Pope Francis proclaimed five new saints on October 13th during the Extraordinary Missionary Month. Catholics believe in the communion of saints, in which there is a connection between those members of the Church who are physically alive and those who have already completed their worldly journey. There are ,many more saints in Heaven than those actually declared, and we will meet all saints later on if we are lucky enough. In the meantime, let’s get acquainted with those who have already been recognized as saints here on earth. And today, the new name is Marguerite Bays.
The thread of life of blessed Marguerite Bays was closely intertwined with the life of Christ and the Virgin Mary. Marguerite was born on September 8 – the birthday of the Blessed Virgin Mary – in 1815 in the picturesque town of La Pierraz, a Swiss canton of Fribourg.
At the age of 16, Marguerite learned the profession of a dressmaking – a craft that became her occupation for the rest of her life. Marguerite saw her calling in service to God, but at the same time, one without getting married and professing religious vows. She made ends meet, offering the services of a seamstress, day after day moving from one house to another.
Fr Carlo Calloni – the postulator for Bays’ canonization cause says that spiritual mentors advised Marguerite to choose a spiritual path and become a nun. But she always believed that instead of living in a monastery, it would be very fruitful, very useful to devote herself to God, while remaining in society, in the family and in the parish. In her free time Marguerite served as a catechist and helped young women who were about to start a family. How did a lonely woman know better how to start a family? Fr Carlo replies that Marguerite drew knowledge from her deep relationship with Jesus.
Nothing drew attention to the dressmaker from La Pierraz. She remained quiet and unnoticed. That was her intention. But the Lord’s intention was different. In 1853 Marguerite was given a terrible diagnosis – bowel cancer. Instead of praying for recovery, Marguerite asked the Virgin Mary to share her suffering with the suffering of Jesus. On September 8, 1854, on his 39th birthday, the day Pope Pius IX proclaimed the dogma of the Immaculate Conception, and Marguerite was miraculously healed.

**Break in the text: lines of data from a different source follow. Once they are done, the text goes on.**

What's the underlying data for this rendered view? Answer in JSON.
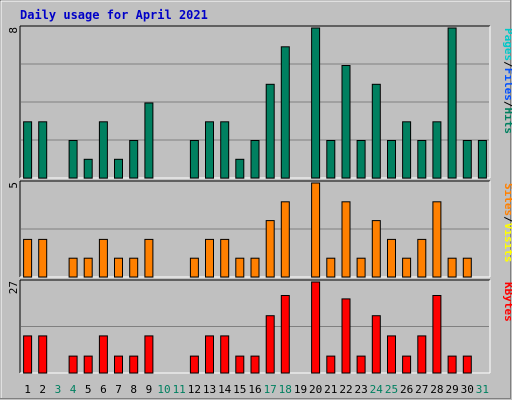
{
  "chart_data": {
    "type": "bar",
    "title": "Daily usage for April 2021",
    "days": [
      "1",
      "2",
      "3",
      "4",
      "5",
      "6",
      "7",
      "8",
      "9",
      "10",
      "11",
      "12",
      "13",
      "14",
      "15",
      "16",
      "17",
      "18",
      "19",
      "20",
      "21",
      "22",
      "23",
      "24",
      "25",
      "26",
      "27",
      "28",
      "29",
      "30",
      "31"
    ],
    "weekend_days": [
      "3",
      "4",
      "10",
      "11",
      "17",
      "18",
      "24",
      "25",
      "31"
    ],
    "panels": [
      {
        "id": "hits-panel",
        "ymax": 8,
        "ymax_label": "8",
        "legend": [
          "Pages",
          "/",
          "Files",
          "/",
          "Hits"
        ],
        "legend_colors": [
          "#00c8c8",
          "#000000",
          "#0050ff",
          "#000000",
          "#008060"
        ],
        "bar_color": "#008060",
        "values": [
          3,
          3,
          null,
          2,
          1,
          3,
          1,
          2,
          4,
          null,
          null,
          2,
          3,
          3,
          1,
          2,
          5,
          7,
          null,
          8,
          2,
          6,
          2,
          5,
          2,
          3,
          2,
          3,
          8,
          2,
          2
        ]
      },
      {
        "id": "visits-panel",
        "ymax": 5,
        "ymax_label": "5",
        "legend": [
          "Sites",
          "/",
          "Visits"
        ],
        "legend_colors": [
          "#ff8000",
          "#000000",
          "#ffff00"
        ],
        "bar_color": "#ff8000",
        "values": [
          2,
          2,
          null,
          1,
          1,
          2,
          1,
          1,
          2,
          null,
          null,
          1,
          2,
          2,
          1,
          1,
          3,
          4,
          null,
          5,
          1,
          4,
          1,
          3,
          2,
          1,
          2,
          4,
          1,
          1,
          null
        ]
      },
      {
        "id": "kbytes-panel",
        "ymax": 27,
        "ymax_label": "27",
        "legend": [
          "KBytes"
        ],
        "legend_colors": [
          "#ff0000"
        ],
        "bar_color": "#ff0000",
        "values": [
          11,
          11,
          null,
          5,
          5,
          11,
          5,
          5,
          11,
          null,
          null,
          5,
          11,
          11,
          5,
          5,
          17,
          23,
          null,
          27,
          5,
          22,
          5,
          17,
          11,
          5,
          11,
          23,
          5,
          5,
          null
        ]
      }
    ],
    "colors": {
      "background": "#c0c0c0",
      "plot_background": "#c0c0c0",
      "title": "#0000c8",
      "weekday_label": "#000000",
      "weekend_label": "#008060",
      "grid": "#808080"
    }
  }
}
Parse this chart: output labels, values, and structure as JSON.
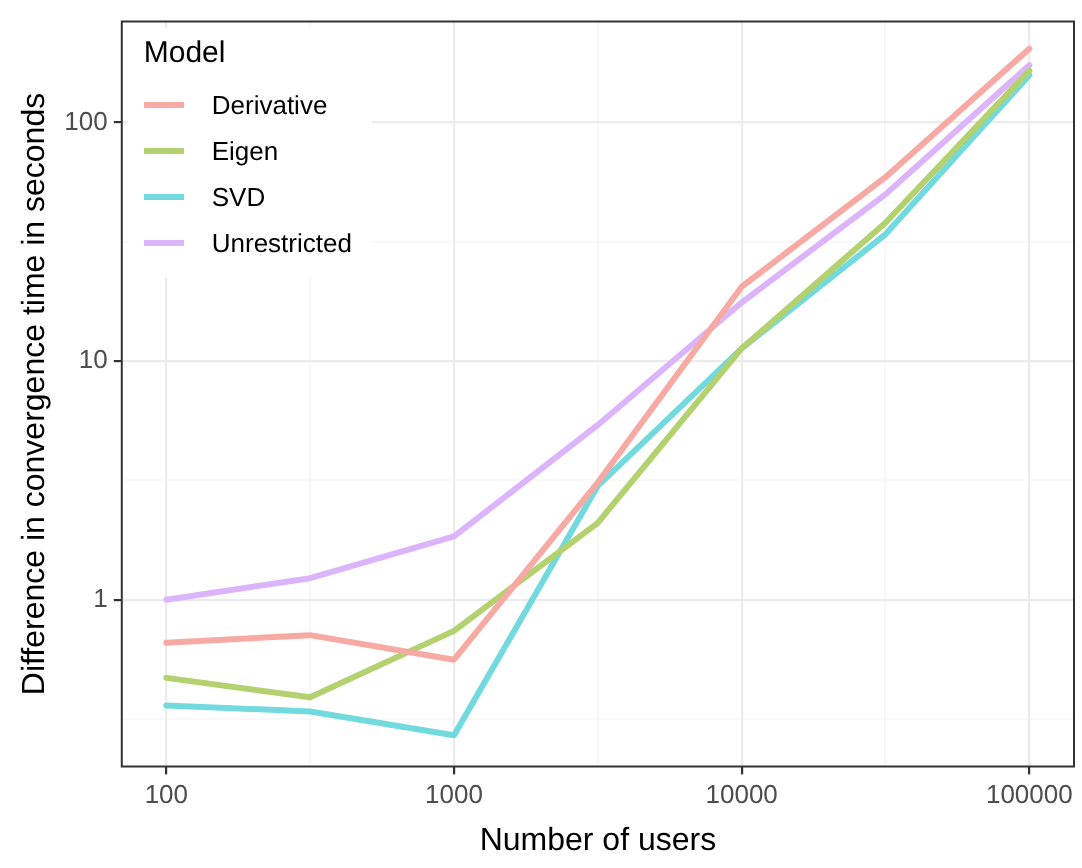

Father Carlo says that since the miraculous healing of cancer Marguerite became the proclamator of the Passion of Christ. Every Friday, Margarita endured suffering like the suffering of Christ. Marguerite also received the stigmata.
There is a historical conclusion by Dr Alex Pegaitaz on the health status of Marguerite. He was chosen to perform a medical examination, he being a 35-year-old doctor from the town of Bulle, famous for his scepticism and scientific approach. At about 3 p.m. on April 11, 1873, Dr Alex arrived in La Pierraz, and this is what he wrote in conclusion:
““What a misunderstanding! Amazing! I came across a supernatural and astounding state of stigmatized a human. This goes beyond science. Science cannot understand or explain this phenomenon”.
The last 5 years of Marguerite’s life were very painful. Her contemporary, deacon Francois Menetry, claimed that at the end of her life Marguerite lived only thanks to Holy Communion.
Sister Lutgarde Fasel, the Fille-Dieu Abbess and one of Marguerite’s great-nieces, told another extraordinary story. This story was conveyed to her by Grandpa Jean:
““I will tell you something that I have never told anyone before. During her last illness, Marguerite was longing for the Holy Communion all night, and we tried, but could not fulfil her wishes. And the Lord took pity on His novice. An angel came and brought her Holy Communion. I saw this, and I myself could not believe what I saw”.
Marguerite died on the feast of the Sacred Heart of Jesus, June 27, 1879. In 1995, Marguerite Bays was declared blessed by Pope John Paul II.
Father Carlo talks about the miracle that led to the completion of the process of canonization (the declaration of holiness). A two-year-old girl had fallen under a tractor wheel weighing 850 kg. The wheel drove along the entire length of the baby’s body, but she remained unharmed. Doctors, examining the girl who was taken to the hospital, could only declare that she was absolutely healthy. The miracle happened through the prayers of the baby’s grandfather. As Margaret’s fellow villager, he had asked the blessed for intercession for his granddaughter.
Thus, a simple dressmaker from Switzerland, Marguerite Bays, serving the Lord through hard work and love, wove her life into the Divine life, and to this day continues to work from Heaven and weave the souls of those who ask for her intercession.